今回は以下の3関数の処理結果だけでなく、処理にかかった「ザックリした時間」を比べてみたいと思います。

    1. imblockproc
    2. imblockslide
    3. imcolproc

第1の imblockproc 関数は、指定サイズのブロック処理を「真正面から」画像上で繰り返すものです。個別ブロックには重なりはなく、ブロックサイズによりトビトビというかガタガタな結果が得られるもの。

第2の imblockslide 関数も、指定サイズのブロック処理を画像上で繰り返すのですが、次のブロックは前のブロックと一ピクセルだけずれるスライド処理になっているようです。よって上の imblockproc関数の処理負荷と比べると相当に重い処理になる筈。

第3の imcolproc 関数は、第2の imblockslide 関数と処理的には同じだけれども、列行列化した上でベクタ処理をしている関数みたいです。この処理速度を拝見すればベクタライゼーションの功徳が分かるというもの。

比較用の処理例

Helpファイルでは各関数毎にバラバラに処理をして結果の画像を眺めるだけに終わってました。以下では、3関数の結果を並べて比べられるようにしたうえで、各処理にかかる時間を tic()とtoc()で測ってます。まあ大体の処理時間 [秒] です。
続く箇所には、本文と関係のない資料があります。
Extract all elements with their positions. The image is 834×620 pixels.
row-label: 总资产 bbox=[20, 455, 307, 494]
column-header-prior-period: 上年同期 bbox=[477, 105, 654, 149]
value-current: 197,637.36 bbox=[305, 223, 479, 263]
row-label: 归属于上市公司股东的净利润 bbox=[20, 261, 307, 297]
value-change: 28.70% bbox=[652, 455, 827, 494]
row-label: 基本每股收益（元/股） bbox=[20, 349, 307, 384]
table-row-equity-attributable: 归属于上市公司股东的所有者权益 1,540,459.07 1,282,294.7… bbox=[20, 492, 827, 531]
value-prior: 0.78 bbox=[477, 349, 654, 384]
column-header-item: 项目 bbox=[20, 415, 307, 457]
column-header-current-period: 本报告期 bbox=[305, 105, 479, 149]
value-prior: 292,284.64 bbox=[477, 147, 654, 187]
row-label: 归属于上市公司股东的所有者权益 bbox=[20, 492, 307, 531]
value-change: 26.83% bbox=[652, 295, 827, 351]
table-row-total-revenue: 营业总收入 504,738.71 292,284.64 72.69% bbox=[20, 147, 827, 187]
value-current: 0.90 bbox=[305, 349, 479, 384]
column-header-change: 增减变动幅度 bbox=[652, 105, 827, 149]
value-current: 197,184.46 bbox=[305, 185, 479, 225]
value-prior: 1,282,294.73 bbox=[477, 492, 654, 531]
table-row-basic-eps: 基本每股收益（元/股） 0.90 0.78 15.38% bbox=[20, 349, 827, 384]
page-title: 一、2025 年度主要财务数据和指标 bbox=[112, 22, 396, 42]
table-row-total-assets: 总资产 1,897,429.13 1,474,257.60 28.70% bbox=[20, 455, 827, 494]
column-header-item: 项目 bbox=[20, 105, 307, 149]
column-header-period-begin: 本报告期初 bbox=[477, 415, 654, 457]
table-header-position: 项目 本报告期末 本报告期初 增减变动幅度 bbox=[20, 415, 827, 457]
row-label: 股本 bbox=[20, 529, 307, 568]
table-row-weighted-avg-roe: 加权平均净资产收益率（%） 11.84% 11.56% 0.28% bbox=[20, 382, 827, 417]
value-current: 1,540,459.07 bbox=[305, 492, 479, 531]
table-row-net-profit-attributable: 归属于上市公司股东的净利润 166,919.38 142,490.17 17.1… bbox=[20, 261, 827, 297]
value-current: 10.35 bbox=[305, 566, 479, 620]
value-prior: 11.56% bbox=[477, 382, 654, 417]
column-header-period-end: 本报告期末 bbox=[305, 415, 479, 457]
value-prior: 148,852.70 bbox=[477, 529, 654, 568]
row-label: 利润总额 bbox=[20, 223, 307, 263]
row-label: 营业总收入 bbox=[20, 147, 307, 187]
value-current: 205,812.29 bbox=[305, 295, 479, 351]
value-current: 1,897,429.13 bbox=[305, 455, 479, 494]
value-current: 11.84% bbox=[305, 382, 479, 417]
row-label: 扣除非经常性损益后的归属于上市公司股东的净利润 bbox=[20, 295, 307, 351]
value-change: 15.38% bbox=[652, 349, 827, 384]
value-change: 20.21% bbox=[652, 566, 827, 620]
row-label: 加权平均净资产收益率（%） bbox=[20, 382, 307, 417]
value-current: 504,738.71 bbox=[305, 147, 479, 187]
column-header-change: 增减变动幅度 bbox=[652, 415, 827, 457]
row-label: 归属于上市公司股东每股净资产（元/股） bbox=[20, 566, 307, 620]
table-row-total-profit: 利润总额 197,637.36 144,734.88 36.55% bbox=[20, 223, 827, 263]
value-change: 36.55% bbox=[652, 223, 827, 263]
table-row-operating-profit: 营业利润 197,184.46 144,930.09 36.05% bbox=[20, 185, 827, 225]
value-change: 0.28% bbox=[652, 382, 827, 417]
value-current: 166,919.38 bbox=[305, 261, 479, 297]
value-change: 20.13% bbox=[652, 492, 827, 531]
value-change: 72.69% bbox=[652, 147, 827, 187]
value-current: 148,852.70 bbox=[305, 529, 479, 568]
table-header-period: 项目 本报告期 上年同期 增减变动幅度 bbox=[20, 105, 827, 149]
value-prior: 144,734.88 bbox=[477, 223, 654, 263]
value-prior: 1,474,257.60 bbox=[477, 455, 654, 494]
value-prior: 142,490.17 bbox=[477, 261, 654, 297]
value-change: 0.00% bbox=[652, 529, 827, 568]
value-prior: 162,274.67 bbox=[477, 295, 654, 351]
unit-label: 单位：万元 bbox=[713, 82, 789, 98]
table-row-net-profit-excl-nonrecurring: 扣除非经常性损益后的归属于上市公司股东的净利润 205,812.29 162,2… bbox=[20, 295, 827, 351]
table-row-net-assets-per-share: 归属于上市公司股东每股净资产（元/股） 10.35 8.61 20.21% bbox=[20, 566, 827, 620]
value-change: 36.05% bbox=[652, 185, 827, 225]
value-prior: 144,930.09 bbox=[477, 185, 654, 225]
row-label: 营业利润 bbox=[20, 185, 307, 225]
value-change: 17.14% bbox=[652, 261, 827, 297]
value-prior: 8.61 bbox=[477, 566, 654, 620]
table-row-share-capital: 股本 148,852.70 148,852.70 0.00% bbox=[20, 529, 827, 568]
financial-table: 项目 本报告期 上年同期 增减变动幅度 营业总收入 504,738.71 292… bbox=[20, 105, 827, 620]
A = imread(fullpath(getIPCVpath() + "/images/balloons_gray.png"));
deff('y=myfunc1(x)','y = mean(x)');
tic();ybp = imblockproc(A,[9 9],'myfunc1');tbp=toc();
tic();ybs = imblockslide(A,[9 9],'myfunc1');tbs=toc();
deff('y=myfunc2(x)','y = mean(x,1)');
tic();ycp = imcolproc(A,[9 9],'myfunc2');tcp=toc();
printf("imblockproc: %7.4f imblockslide: %7.4f imcolproc: %7.4f\n", tbp, tbs, tcp); 
scf(0); clf;
subplot(221); title('Original'); imshow(A);
subplot(222); title('imblockproc'); imshow(ybp);
subplot(223); title('imblockslide'); imshow(ybs);
subplot(224); title('imcolproc'); imshow(ycp);
実行結果

先ずは処理結果の画像です。imblockprocSamples

左上がオリジナル画像、右上が imblockprocです。ガタガタな粗い画像ぞなもし、下の2つ imblockslideと、imcolprocの処理は同じハズ。

さてお待ちかねの処理速度の比較。vectorSpeed

黄色がベクタライズせずに真正面から処理に取り組んでいる imblockslide の処理時間。51秒越え。一方、imcolproc は 約0.74秒とな。処理時間が約70分の1くらいになっとりますなあ。これぞベクタライゼーションの功徳じゃと。なお処理負荷の単純計算からいうと81分の1が最短のハズだけれども、いろいろあるのでそこまでは無理ってこと。でもありがたや。